The British are renowned for a number of achievements – bad teeth, the Empire, Emma Thompson and of course, binge drinking.
We Brits have, in recent years, begun to discuss our reputation for falling out of pubs, sitting pantless in the gutter, starting fights with other legless inebriates and causing over 1.2 million hospital admissions each year.
Despite all this, teen drinking experiences are still a rite of passage. There is no shame quite like being collected by your parents, who thought you were playing monopoly at a friend’s house, to see you fall down the stairs, vomit in their car and be sent to bed with a bottle of water. Every teen has that story. The vodka you managed to get your grubby mitts on, which caused you to profess your undying love for Dave from the year above. The time you topped up the white wine with water and hoped nobody would notice. The time an ambulance was called because Jimmy drank too much port and accidentally set his trousers on fire.

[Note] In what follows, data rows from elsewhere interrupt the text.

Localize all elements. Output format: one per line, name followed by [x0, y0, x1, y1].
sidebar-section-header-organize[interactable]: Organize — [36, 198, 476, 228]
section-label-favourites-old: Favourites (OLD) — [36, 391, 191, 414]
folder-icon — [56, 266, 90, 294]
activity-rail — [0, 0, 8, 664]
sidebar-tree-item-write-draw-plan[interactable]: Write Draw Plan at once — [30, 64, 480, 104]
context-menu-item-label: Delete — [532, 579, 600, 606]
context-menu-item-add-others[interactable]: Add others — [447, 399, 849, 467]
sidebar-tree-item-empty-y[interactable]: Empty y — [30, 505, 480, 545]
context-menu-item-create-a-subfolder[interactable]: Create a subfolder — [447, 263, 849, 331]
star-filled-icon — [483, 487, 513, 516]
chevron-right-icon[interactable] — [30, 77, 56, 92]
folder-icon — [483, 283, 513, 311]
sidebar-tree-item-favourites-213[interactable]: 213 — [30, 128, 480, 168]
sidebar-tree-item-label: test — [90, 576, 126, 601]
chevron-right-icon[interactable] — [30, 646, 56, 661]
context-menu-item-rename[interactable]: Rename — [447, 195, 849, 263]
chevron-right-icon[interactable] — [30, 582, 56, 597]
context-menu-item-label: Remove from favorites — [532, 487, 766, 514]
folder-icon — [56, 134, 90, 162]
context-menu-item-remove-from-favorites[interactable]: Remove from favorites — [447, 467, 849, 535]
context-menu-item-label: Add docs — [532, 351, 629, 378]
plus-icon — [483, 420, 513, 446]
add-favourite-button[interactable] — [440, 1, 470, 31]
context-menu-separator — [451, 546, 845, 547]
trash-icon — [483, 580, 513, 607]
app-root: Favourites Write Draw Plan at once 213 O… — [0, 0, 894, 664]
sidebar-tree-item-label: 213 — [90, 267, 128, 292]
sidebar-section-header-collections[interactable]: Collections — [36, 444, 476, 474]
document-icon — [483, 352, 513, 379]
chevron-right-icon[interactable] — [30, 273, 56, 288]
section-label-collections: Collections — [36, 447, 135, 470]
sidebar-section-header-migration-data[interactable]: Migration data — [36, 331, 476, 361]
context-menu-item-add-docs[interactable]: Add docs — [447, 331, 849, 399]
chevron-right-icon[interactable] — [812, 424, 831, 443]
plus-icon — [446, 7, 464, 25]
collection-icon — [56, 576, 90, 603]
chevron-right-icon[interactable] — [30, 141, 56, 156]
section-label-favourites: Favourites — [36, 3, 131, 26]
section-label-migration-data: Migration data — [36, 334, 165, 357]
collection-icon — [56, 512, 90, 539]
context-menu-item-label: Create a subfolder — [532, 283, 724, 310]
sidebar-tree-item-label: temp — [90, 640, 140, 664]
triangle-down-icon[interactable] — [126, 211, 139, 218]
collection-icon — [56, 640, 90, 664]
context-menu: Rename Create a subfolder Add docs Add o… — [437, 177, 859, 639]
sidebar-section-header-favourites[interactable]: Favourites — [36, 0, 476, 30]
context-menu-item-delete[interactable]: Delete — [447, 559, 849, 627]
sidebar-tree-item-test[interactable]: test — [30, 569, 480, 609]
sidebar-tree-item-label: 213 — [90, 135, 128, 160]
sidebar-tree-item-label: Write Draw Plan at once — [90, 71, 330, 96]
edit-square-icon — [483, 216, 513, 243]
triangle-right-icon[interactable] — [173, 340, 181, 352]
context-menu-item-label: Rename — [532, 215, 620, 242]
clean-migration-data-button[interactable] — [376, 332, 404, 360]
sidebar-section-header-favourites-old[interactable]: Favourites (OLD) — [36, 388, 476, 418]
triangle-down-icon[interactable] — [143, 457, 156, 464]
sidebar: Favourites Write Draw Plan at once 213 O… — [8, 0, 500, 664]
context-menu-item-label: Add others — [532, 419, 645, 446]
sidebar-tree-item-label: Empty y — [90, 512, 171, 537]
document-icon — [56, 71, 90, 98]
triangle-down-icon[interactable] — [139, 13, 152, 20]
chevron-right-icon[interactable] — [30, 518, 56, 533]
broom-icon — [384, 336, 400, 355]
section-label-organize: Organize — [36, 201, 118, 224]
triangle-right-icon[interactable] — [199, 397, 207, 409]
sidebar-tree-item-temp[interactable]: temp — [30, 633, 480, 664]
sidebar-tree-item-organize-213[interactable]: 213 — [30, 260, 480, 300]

Which brings me to the young woman who reportedly collapsed at the Prime Minister’s official residence, 24 Sussex, and was ferried away in an ambulance. She was, according to media reports, treated for alcohol poisoning. And then presumably released into the care of her very angry parents who have grounded her forever. She is likely grateful for this, as it means she doesn’t have to face the mocking at school that inevitably awaits her.
Frankly, my friend Mitch can do better. He once attended a fete at the Duke of Westminster’s vast country estate. For those who don’t move in these circles, the Duke is the eighth richest person in the UK, and is worth £7.8-billion at last count. Mitch, a working-class Manchester lad, drank himself silly (booze was free! He was a student!). Towards the end of the night, Mitch was found by a butler wandering the mansion’s halls, and put to bed in a guest room. Or at least he thought it was a butler. Turns out, the man who carefully undressed him and tucked the duvet cover gently around him was the Duke himself.
I myself have a tale to tell. My aunt was a Minister under both Tony Blair and Gordon Brown (she now sits in the House of Lords). She was also my local MP. One night, my teenage sister had a house party while our parents were away. One participant enthusiastically embraced the household wine collection. An hour or so later, this fellow found himself dancing in our street, being very merry and very naked. Rather than call the police, a kindly neighbor called the local newspapers with this tenuous link to a local dignitary. Cue “Minister in raucous house party shocker” headlines for a week.
So, young lady from 24 Sussex, I hope these stories provide you comfort. Mitch survived his humiliation and is now a very respectable teacher. My aunt managed to find the funny side (or at least she said she did), and now it’s an amusing tale at parties. Drinking yourself silly isn’t big and it isn’t clever. But it’s also not the end of the world. Most of us have done it. And some people twice your age, who should know better, still do.
It is worth noting that teen drinking is actually on the decline in the UK. National Health Service figures show while alcohol-related hospital admissions have doubled in ten years, teen drinking has dropped from 26 per cent to 18 per cent in those very same years. It’s not so much irresponsible teens getting bladdered and making fools of themselves. It’s those thirty-somethings who’ve found a babysitter and are out on the town. It’s the forty-somethings, on their second bottle of very expensive Rioja on a Tuesday night, that we need to worry about.
Perhaps it’s not our kids we need to concern-troll over alcohol consumption. Maybe it’s us adults.